Oracle rilancia la propria strategia sull’intelligenza artificiale annunciando una nuova generazione di funzionalità di AI agentica integrate in Oracle AI Database. L’obiettivo è chiaro: consentire alle aziende di sviluppare, distribuire e scalare applicazioni basate su agenti intelligenti in ambienti di produzione complessi, mantenendo elevati standard di sicurezza e affidabilità. La novità principale riguarda l’integrazione nativa tra AI e dati all’interno della stessa architettura. Oracle AI Database consente infatti agli agenti di accedere in tempo reale ai dati aziendali, provenienti sia da database operativi sia da ambienti lakehouse, senza necessità di spostarli o replicarli. Questo approccio riduce la complessità infrastrutturale e permette di sfruttare modelli linguistici avanzati (LLM) per generare insight mirati e contestualizzati.

Secondo Oracle, la nuova piattaforma elimina la necessità di costruire pipeline di movimentazione dei dati, semplificando lo sviluppo e migliorando al contempo sicurezza e prestazioni. Le aziende possono inoltre scegliere liberamente modelli AI, framework e ambienti di deployment, evitando vincoli tecnologici. Tra le innovazioni più rilevanti spicca Oracle Autonomous AI Vector Database, progettato per semplificare la creazione di applicazioni basate su dati vettoriali. Grazie a API intuitive e a un’interfaccia web accessibile, sviluppatori e data scientist possono realizzare rapidamente soluzioni AI, con la possibilità di scalare verso funzionalità più avanzate senza cambiare piattaforma.

Accanto a questo, Oracle introduce AI Database Private Agent Factory, un ambiente no-code che consente anche a utenti non tecnici di creare e distribuire agenti AI in modo sicuro. Gli agenti operano direttamente su dati aziendali, senza necessità di condividerli con sistemi esterni, garantendo così maggiore controllo e protezione.

Un’unica memoria per agenti più intelligenti

Un altro elemento chiave è Oracle Unified Memory Core, che permette di gestire in un unico sistema diversi tipi di dati – dai vettori ai grafi, dai JSON ai dati relazionali – offrendo agli agenti una “memoria unificata”. Questo consente di eseguire analisi e ragionamenti in tempo reale, riducendo latenza e incoerenze dovute alla frammentazione dei dati. Per chi utilizza infrastrutture avanzate come Oracle Exadata, è disponibile anche Exadata Powered AI Search, che accelera le query AI su larga scala, rendendo possibile gestire carichi di lavoro complessi e ad alto volume.

Grande attenzione è riservata alla protezione dei dati. Con Oracle Deep Data Security, l’accesso alle informazioni viene regolato in modo granulare, garantendo che utenti e agenti AI possano visualizzare solo i dati per cui sono autorizzati. Un approccio che riduce i rischi legati a uso improprio, errori o attacchi avanzati, come la prompt injection. A rafforzare ulteriormente la sicurezza interviene Oracle Private AI Services Container, che consente di eseguire modelli AI in ambienti isolati, senza trasferire dati sensibili a fornitori esterni. Una soluzione pensata per organizzazioni con requisiti stringenti, anche in contesti on-premise o air-gapped.
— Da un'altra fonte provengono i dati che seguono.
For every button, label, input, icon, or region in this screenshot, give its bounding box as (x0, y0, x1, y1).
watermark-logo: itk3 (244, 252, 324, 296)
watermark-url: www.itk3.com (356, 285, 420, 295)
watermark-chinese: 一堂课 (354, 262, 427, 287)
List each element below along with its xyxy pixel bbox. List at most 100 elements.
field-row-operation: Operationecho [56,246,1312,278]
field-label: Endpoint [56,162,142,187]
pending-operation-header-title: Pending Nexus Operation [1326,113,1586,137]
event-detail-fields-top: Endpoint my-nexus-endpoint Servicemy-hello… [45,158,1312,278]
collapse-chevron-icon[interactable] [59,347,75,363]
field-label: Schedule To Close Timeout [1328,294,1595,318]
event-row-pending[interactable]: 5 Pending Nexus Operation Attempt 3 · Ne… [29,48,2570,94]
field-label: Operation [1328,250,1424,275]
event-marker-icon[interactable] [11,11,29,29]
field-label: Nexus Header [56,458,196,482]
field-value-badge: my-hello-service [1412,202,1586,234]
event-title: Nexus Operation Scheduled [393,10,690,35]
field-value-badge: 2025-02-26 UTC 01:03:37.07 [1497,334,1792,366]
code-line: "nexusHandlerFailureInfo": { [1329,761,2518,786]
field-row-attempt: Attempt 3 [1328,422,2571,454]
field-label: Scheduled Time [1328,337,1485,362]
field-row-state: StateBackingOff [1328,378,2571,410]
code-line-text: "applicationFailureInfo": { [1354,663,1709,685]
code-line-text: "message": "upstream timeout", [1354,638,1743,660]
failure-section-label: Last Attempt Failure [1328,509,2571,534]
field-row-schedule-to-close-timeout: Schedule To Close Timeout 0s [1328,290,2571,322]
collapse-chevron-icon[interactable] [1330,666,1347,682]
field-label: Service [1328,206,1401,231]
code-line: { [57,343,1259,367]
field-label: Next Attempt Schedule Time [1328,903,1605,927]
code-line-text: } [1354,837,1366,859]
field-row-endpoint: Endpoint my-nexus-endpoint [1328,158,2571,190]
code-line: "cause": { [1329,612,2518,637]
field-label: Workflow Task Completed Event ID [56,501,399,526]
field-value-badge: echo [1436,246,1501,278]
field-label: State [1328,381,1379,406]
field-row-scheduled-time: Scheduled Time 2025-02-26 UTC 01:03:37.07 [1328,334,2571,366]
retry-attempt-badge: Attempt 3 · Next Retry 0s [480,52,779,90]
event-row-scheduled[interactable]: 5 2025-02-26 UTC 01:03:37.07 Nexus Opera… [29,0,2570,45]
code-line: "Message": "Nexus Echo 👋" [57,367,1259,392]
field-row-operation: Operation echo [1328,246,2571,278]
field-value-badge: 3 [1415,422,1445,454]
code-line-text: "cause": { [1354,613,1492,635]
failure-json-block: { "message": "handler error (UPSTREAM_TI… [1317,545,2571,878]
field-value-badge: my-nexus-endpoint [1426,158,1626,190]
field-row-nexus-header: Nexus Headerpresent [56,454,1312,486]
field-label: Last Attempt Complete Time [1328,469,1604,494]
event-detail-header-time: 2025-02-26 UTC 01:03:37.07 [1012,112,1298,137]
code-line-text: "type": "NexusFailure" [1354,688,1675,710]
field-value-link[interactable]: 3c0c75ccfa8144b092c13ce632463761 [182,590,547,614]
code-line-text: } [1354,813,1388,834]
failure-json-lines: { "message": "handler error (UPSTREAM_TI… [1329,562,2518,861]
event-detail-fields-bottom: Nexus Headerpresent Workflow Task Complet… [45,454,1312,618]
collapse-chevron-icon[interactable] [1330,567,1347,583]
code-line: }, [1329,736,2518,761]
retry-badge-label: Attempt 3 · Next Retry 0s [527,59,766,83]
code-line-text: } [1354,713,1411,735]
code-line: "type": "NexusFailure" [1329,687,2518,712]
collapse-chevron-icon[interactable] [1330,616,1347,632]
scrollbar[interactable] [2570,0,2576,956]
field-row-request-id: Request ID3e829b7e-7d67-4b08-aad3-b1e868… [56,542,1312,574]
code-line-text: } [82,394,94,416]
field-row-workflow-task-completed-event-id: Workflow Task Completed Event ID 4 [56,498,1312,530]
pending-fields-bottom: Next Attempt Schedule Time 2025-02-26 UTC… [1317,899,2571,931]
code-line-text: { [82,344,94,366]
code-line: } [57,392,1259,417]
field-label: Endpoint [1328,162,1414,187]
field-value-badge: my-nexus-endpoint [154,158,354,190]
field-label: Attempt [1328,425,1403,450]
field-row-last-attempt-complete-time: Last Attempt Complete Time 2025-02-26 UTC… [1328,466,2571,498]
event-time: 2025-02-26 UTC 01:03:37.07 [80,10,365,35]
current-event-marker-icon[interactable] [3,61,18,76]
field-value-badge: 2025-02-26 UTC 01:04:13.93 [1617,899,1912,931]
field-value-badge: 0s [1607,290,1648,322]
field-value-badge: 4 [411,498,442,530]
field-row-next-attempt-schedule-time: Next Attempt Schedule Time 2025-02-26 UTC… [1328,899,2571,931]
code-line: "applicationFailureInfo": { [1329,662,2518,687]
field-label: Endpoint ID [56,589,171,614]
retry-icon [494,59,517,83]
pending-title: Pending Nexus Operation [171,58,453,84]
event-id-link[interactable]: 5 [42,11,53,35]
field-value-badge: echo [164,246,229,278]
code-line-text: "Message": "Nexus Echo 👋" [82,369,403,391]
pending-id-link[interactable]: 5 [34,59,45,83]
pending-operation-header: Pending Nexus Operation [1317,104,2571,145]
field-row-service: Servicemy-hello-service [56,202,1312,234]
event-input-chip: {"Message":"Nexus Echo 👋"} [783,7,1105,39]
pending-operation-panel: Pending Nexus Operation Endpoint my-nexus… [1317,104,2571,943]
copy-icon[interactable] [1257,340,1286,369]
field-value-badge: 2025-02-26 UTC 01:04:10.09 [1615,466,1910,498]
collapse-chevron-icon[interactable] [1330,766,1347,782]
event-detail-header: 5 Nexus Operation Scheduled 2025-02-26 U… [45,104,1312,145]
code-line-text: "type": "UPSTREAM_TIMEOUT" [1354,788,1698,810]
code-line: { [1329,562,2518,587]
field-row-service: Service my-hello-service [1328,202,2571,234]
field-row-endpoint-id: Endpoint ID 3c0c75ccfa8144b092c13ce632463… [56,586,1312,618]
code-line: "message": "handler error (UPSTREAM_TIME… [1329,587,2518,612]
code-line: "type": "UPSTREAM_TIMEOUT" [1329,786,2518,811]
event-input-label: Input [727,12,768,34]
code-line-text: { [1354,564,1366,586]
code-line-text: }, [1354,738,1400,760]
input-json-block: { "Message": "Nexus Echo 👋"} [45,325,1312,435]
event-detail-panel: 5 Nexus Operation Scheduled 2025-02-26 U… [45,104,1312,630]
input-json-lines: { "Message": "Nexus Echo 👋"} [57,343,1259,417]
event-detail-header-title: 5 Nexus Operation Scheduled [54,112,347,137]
Interessante anche Oracle Trusted Answer Search, che introduce un metodo più affidabile per generare risposte tramite AI: invece di affidarsi esclusivamente ai modelli LLM, il sistema collega le richieste degli utenti a contenuti verificati, riducendo il rischio di errori o “allucinazioni”.

Standard aperti e niente lock-in

Oracle punta infine su interoperabilità e apertura. Funzionalità come Vectors on Ice permettono di lavorare direttamente su dati archiviati in formati aperti come Apache Iceberg, mentre l’Autonomous AI Database MCP Server consente l’integrazione con agenti esterni senza sviluppo personalizzato. Secondo gli analisti, la capacità di unificare dati, AI e sicurezza in un’unica piattaforma rappresenta un vantaggio competitivo decisivo. In un contesto in cui le aziende cercano soluzioni scalabili e affidabili, Oracle mira a posizionarsi come abilitatore chiave della nuova generazione di applicazioni AI. Le nuove funzionalità sono già disponibili per sviluppatori e clienti, che possono iniziare a costruire applicazioni di AI agentica senza dover ripensare le proprie infrastrutture o affrontare complessità aggiuntive. Un passo ulteriore verso un’AI sempre più integrata nei processi core del business.